Mozilla is looking to move into the mobile operating system market, if the company's new Boot to Gecko project is anything to go by.
Aside from being (typically) bizarrely named, Mozilla's Boot to Gecko project (B2G) is an attempt to develop an OS with standards-based web technologies for smartphones and other mobile devices.
The browser creator wants to build a non-proprietary OS; an operating system that isn't locked to any specific mobile device.
"Mozilla believes that the web can displace proprietary, single-vendor stacks for application development," notes Mozilla's Andreas Gal.

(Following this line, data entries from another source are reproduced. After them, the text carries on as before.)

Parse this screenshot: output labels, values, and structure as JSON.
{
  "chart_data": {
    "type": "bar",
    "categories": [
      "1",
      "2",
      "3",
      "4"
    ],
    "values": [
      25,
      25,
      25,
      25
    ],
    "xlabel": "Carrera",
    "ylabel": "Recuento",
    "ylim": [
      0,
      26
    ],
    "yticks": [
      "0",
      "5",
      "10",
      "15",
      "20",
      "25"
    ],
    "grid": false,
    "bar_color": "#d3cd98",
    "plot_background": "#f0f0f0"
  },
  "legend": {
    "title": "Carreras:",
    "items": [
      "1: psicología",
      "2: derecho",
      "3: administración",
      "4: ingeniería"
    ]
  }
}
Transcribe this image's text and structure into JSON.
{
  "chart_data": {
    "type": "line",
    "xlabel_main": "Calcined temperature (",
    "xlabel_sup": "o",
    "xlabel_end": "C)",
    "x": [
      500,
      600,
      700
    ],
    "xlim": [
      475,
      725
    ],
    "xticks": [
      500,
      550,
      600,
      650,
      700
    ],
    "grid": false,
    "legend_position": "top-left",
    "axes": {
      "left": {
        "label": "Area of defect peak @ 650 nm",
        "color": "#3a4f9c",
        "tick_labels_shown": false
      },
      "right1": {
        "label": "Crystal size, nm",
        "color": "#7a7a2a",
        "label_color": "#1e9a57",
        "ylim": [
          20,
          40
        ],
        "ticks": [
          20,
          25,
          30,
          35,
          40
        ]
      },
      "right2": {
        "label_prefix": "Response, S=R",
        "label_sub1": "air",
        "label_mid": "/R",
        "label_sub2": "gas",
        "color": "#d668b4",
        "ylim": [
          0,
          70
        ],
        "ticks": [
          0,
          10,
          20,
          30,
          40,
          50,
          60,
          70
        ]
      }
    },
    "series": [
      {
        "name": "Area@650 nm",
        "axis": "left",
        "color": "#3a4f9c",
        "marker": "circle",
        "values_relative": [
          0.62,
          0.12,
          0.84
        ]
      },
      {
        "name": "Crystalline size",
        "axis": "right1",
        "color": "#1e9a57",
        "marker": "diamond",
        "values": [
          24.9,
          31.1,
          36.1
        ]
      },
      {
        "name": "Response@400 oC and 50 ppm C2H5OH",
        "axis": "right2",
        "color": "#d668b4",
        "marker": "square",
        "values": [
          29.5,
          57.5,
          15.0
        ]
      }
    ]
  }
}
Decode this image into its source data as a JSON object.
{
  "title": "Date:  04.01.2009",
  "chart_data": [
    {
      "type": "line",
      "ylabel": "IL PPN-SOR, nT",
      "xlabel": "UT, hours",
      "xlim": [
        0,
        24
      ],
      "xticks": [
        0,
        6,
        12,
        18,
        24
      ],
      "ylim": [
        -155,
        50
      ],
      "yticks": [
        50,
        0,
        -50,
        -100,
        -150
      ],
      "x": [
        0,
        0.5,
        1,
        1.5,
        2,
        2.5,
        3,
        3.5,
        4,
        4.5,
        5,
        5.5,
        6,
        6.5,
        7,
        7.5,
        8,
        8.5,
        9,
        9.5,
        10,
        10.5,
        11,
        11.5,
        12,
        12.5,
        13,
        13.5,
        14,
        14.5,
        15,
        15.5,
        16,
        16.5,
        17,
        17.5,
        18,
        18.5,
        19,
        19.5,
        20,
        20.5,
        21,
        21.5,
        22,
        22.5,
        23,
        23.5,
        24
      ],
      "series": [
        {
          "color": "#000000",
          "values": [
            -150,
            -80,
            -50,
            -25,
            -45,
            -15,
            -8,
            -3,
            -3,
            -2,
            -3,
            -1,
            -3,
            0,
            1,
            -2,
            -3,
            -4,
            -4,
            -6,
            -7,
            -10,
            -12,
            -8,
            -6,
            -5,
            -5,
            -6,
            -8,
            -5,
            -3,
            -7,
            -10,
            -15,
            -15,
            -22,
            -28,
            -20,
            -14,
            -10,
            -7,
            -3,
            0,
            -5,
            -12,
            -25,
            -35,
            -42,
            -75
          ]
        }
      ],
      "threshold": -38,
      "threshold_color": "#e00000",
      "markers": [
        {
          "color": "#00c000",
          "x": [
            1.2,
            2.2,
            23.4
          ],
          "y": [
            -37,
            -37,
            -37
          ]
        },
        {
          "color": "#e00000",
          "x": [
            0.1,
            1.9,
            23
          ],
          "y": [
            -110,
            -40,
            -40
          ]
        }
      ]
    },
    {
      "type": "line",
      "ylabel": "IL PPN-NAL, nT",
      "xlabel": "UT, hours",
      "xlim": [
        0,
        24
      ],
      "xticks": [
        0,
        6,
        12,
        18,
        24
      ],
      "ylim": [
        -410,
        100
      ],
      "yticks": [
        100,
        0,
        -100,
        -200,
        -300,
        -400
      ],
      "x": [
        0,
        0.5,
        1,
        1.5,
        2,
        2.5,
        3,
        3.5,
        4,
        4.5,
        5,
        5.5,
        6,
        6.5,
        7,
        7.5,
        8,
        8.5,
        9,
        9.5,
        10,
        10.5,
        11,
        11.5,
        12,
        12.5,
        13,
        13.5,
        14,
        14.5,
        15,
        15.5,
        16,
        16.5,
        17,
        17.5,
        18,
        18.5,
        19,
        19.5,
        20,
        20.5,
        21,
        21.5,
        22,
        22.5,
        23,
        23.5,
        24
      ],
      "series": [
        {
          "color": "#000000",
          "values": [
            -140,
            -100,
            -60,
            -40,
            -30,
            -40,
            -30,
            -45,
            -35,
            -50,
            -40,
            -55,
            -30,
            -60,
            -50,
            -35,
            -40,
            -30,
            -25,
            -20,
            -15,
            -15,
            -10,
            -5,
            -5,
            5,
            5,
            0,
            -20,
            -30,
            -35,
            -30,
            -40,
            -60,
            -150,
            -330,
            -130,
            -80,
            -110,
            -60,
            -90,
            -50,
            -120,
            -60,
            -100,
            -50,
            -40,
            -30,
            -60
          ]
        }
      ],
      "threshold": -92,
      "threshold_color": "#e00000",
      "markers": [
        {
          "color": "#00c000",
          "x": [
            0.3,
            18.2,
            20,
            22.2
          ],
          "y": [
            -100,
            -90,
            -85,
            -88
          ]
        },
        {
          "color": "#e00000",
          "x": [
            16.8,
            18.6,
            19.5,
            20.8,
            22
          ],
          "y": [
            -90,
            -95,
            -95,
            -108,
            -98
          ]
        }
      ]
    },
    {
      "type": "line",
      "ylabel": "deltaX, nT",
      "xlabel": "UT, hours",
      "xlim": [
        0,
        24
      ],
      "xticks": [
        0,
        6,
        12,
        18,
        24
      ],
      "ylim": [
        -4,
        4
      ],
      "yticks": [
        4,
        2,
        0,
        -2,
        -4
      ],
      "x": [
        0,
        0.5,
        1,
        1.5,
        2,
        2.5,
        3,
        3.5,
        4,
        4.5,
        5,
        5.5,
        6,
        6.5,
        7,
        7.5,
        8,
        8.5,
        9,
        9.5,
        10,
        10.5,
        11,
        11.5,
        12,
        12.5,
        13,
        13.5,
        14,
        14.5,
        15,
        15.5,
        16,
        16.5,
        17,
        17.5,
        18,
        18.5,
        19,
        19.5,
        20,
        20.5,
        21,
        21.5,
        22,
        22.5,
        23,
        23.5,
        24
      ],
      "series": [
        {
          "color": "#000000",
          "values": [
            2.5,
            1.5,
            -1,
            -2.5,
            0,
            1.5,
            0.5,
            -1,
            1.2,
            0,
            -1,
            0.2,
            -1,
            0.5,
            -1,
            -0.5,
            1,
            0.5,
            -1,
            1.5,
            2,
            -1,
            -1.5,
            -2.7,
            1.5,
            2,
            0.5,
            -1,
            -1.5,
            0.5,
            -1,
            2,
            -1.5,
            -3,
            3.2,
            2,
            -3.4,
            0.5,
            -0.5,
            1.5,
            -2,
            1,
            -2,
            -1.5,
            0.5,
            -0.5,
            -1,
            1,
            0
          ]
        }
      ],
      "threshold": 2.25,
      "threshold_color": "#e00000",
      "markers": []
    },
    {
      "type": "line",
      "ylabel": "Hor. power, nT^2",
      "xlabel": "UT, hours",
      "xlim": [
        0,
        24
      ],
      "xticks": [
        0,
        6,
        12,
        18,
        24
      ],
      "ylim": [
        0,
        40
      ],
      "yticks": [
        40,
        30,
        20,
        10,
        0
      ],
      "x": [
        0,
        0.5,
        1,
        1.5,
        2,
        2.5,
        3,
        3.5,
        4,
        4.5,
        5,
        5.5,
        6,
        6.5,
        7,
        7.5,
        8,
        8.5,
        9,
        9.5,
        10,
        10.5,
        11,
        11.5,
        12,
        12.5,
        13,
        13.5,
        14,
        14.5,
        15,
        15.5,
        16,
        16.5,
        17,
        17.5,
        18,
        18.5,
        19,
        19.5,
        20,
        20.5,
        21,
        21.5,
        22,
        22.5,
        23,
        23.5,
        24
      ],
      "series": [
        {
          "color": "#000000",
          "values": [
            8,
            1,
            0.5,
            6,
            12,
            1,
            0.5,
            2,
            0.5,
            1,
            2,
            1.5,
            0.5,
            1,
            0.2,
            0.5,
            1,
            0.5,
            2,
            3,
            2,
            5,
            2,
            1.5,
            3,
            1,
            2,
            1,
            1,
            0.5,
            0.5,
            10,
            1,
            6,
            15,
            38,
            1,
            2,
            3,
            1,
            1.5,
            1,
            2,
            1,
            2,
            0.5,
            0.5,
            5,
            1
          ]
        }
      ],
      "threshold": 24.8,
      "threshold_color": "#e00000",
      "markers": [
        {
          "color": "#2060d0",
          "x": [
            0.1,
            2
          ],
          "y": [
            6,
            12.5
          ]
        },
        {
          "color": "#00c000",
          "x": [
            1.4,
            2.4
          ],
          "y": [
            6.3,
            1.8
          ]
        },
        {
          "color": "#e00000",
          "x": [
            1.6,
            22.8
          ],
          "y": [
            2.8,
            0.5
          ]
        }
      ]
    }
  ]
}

"To make open web technologies a better basis for future applications on mobile and desktop alike, we need to keep pushing the envelope of the web to include - and in places exceed - the capabilities of the competing stacks in question.
"We want to… find the gaps that keep web developers from being able to build apps that are - in every way - the equals of native apps built for the iPhone, Android, and WP7."
Mozilla's Boot to Gecko (opens in new tab) has one simple aim: "to pursue the goal of building a complete, standalone operating system for the open web."
Mozilla will publish B2G's source code as it is developed, in a typically open source move from the Firefox developer.
Mozilla's plan is to take code from the lower levels of Google's Android OS and then to build a custom user interface and application stack based around Firefox's HTML rendering engine, Gecko.